Responses to facial recognition can take different shapes other than protesting. A creative critical response has been the many artistic projects to avoid facial recognition, such as Zach Blas’ Facial Weaponization Suite, which creates different amorphous masks from workshops and data aggregates of many faces (Blas, 2011). A different kind of response is direct rejection: worker movements such as Tech Won’t Build It represent workers’ refusal to construct tools for military and other nefarious uses. Salesforce employees, in a letter to their CEO, said: “We cannot cede responsibility for the use of the technology we create, particularly when we have reason to believe that it is being used to aid practices so irreconcilable to our values” (Kastrenakes, 2018). This retaking of control reverses the power structures, retaking responsibility for the creation of technology and saying we can do it in a different way from what is currently being done.
Frame from Zach Blas’ “Facial Weaponization Communiqué: Fag Face,” with one of the created masks.
Source: Zach Blas (CC BY-NC-ND 3.0), full video available at: https://vimeo.com/57882032
These are just some of the ways we can try to see-understand differently from current and hegemonic Computer Vision: looking disobediently/up, embracing errors/inefficiency, and openly rejecting what we don’t want. None of these directions, though, are solutions in themselves. The task of thinking otherwise is very complicated, as it requires to break from so much that has been intentionally made normal and unquestionable. It requires a lot of creativity and struggle as well.

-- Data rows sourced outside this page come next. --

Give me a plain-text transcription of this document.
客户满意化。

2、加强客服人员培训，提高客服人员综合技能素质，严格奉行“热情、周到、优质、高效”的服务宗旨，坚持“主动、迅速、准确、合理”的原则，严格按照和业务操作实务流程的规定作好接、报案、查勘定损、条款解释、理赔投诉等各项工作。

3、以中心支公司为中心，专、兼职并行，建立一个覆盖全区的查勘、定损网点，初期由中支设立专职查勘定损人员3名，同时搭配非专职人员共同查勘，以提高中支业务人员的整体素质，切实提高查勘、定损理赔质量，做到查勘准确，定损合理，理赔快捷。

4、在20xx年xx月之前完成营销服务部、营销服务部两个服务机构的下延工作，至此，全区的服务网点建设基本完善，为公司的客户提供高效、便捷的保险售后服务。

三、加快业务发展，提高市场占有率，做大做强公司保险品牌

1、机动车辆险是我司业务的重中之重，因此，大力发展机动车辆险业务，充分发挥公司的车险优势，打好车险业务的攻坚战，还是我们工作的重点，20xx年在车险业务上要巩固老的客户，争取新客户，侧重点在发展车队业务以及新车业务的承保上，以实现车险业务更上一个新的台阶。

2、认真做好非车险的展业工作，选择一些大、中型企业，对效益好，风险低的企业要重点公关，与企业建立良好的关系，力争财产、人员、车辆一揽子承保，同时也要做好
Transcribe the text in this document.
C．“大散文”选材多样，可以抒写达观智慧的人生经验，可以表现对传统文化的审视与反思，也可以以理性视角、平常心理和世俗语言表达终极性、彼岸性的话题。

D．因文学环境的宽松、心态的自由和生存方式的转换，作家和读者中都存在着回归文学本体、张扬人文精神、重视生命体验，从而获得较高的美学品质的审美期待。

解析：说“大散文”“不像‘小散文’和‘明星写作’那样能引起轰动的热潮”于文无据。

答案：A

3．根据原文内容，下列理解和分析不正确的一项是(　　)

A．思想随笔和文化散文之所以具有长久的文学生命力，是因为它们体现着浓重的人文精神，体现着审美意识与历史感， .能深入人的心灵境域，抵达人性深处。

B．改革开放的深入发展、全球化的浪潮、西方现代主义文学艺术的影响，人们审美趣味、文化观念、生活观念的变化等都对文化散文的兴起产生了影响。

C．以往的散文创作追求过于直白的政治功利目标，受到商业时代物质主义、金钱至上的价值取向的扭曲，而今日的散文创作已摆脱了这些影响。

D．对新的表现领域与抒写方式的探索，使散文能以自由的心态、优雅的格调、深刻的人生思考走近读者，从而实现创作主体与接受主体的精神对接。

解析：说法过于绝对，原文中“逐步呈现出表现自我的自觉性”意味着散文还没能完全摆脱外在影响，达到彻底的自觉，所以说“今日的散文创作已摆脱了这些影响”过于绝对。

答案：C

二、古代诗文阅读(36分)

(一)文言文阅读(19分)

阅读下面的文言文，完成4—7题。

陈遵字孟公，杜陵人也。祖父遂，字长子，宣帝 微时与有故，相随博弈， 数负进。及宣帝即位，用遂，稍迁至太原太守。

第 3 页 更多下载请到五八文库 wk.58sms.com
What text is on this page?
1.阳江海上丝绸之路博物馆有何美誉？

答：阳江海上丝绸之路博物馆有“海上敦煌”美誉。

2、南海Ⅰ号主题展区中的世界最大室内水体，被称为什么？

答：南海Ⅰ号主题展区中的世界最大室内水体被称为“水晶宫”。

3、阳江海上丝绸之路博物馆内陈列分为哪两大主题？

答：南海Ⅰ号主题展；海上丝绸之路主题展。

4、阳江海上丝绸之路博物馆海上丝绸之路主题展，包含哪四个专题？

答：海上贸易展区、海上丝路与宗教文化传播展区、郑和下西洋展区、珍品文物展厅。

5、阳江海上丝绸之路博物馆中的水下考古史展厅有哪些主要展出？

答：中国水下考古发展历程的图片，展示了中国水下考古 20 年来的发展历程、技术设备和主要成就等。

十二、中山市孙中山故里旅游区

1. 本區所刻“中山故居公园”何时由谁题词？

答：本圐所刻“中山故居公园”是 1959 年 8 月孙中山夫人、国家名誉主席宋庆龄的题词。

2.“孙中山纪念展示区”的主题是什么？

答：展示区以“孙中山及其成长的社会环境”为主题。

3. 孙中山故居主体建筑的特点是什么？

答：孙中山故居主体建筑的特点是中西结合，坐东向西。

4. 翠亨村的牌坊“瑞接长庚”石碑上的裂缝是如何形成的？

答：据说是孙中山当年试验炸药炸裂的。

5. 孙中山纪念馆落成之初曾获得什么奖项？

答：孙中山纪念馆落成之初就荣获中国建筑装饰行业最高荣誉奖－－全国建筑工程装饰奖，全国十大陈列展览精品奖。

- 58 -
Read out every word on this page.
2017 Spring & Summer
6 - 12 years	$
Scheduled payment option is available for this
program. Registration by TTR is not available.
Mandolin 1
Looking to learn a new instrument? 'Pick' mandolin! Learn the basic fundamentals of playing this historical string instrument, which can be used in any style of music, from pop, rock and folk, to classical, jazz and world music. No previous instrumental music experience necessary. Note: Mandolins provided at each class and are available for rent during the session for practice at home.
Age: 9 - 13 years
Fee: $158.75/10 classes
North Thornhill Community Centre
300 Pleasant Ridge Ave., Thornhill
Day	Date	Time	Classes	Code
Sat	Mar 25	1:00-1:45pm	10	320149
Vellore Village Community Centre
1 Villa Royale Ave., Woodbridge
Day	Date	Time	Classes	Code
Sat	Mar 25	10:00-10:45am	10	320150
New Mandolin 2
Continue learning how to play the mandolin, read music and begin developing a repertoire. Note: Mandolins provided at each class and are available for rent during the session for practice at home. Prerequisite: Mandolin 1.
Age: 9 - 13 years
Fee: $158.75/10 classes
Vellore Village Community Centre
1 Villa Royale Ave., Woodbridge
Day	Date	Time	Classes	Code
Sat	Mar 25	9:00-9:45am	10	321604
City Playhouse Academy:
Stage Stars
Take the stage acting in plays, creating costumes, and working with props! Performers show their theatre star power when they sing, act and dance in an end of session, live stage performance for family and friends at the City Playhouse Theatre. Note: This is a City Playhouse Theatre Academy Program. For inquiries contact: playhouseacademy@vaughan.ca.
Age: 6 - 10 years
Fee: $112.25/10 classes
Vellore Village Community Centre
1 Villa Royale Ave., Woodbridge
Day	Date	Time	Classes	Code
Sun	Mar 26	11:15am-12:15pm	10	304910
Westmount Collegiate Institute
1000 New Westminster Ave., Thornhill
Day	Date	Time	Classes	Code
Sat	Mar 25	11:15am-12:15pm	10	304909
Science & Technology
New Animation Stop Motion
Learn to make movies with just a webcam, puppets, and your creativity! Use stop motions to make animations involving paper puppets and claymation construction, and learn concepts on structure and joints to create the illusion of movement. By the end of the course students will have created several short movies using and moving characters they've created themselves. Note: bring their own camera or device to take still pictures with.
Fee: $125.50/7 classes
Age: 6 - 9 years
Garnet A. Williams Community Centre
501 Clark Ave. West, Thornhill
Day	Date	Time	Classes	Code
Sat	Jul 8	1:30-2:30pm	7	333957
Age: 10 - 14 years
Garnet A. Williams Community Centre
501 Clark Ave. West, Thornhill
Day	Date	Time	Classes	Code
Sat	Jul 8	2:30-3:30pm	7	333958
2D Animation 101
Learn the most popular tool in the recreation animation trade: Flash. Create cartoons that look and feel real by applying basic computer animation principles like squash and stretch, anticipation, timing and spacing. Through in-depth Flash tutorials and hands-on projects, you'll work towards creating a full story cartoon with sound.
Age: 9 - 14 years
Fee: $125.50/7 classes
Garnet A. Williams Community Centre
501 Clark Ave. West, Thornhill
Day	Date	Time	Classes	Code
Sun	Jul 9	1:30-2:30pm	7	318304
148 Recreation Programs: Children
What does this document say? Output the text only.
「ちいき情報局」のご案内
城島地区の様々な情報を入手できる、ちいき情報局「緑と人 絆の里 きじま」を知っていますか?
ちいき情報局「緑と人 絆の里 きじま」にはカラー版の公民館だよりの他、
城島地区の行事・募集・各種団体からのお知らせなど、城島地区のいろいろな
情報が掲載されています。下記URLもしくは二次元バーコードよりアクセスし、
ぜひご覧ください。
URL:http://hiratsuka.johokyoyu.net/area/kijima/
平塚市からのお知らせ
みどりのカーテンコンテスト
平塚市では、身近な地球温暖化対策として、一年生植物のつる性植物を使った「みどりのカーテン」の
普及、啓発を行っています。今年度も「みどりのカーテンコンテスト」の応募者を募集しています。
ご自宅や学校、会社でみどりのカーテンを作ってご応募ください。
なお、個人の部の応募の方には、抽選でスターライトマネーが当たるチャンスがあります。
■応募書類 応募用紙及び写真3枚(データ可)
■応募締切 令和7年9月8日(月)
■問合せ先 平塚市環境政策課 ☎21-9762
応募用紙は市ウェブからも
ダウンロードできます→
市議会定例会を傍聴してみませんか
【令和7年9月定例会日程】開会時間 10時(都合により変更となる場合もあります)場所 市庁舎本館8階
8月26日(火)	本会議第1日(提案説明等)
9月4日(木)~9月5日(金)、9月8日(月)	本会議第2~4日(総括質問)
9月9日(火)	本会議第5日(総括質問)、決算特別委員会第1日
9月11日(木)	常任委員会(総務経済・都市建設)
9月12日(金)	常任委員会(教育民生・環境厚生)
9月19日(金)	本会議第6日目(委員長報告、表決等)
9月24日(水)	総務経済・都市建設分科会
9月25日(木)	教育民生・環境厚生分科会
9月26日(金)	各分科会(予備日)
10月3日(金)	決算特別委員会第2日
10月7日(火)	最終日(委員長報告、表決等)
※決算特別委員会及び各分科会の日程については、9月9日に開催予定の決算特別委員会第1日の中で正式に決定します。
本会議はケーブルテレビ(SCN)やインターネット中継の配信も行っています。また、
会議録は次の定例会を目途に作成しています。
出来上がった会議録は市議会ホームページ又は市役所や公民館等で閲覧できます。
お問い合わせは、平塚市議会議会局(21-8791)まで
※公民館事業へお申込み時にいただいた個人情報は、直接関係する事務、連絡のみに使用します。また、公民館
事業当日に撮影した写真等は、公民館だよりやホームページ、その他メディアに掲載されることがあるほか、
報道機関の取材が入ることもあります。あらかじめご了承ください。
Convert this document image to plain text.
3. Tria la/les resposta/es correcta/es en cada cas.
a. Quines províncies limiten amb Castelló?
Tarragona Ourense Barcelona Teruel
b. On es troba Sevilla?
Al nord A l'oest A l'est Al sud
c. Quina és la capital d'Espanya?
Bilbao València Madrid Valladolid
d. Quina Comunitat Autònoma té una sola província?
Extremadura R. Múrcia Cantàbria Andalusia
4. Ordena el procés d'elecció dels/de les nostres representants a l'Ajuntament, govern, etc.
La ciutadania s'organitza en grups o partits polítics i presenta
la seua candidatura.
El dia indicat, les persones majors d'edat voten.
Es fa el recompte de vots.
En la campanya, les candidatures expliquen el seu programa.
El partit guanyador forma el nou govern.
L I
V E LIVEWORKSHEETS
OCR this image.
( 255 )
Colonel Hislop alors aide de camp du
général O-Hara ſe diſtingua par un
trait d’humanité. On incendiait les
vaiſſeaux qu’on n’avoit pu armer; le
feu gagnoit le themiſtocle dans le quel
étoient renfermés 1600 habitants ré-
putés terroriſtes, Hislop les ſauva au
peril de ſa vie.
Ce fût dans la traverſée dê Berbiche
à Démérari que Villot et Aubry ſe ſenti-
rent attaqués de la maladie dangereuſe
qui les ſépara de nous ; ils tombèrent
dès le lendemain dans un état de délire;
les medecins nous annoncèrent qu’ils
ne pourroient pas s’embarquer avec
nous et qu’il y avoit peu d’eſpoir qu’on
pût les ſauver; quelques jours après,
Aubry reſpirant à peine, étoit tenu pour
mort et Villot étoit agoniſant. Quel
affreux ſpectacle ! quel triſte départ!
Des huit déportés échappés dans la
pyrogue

Fei-Fei Li concluded her TED Talk by saying that “Little by little, we are giving sight to the machines. First, we teach them to see. Then, they help us to see better” (Li, 2015). My hope, instead, is that, little by little, we may expand how machines see-understand beyond the hegemonic imperatives of the surveillance-military uses, and instead be able to use them in a more creative-just-equitable-reflexive-embodied-(insert your word here), or. . . not use them at all (whenever that makes more sense). My ultimate hope is contributing to the refusal of technological determinism and techno-utopianism not only through critique, but also by offering (more-or-less-concrete) alternatives.
1 This text is an enhanced transcription of my presentation at the Affecting Technologies, Machining Intelligences (AT/ MI) event. Thanks to all the people who helped me think through these questions in many informal conversations, in particular Katherine Ye, Bruno Moreschi, Pablo Velasco, and Rodrigo Ochigame.
2 In a government that is against the idea that there is deforestation (such as the current far-right Bolsonaro government), the way to deal with scientific reports can change (and they have). The technological way of seeing the world through the satellite, even when the Amazon is actually being destroyed, can be changed to turn a blind eye to reality.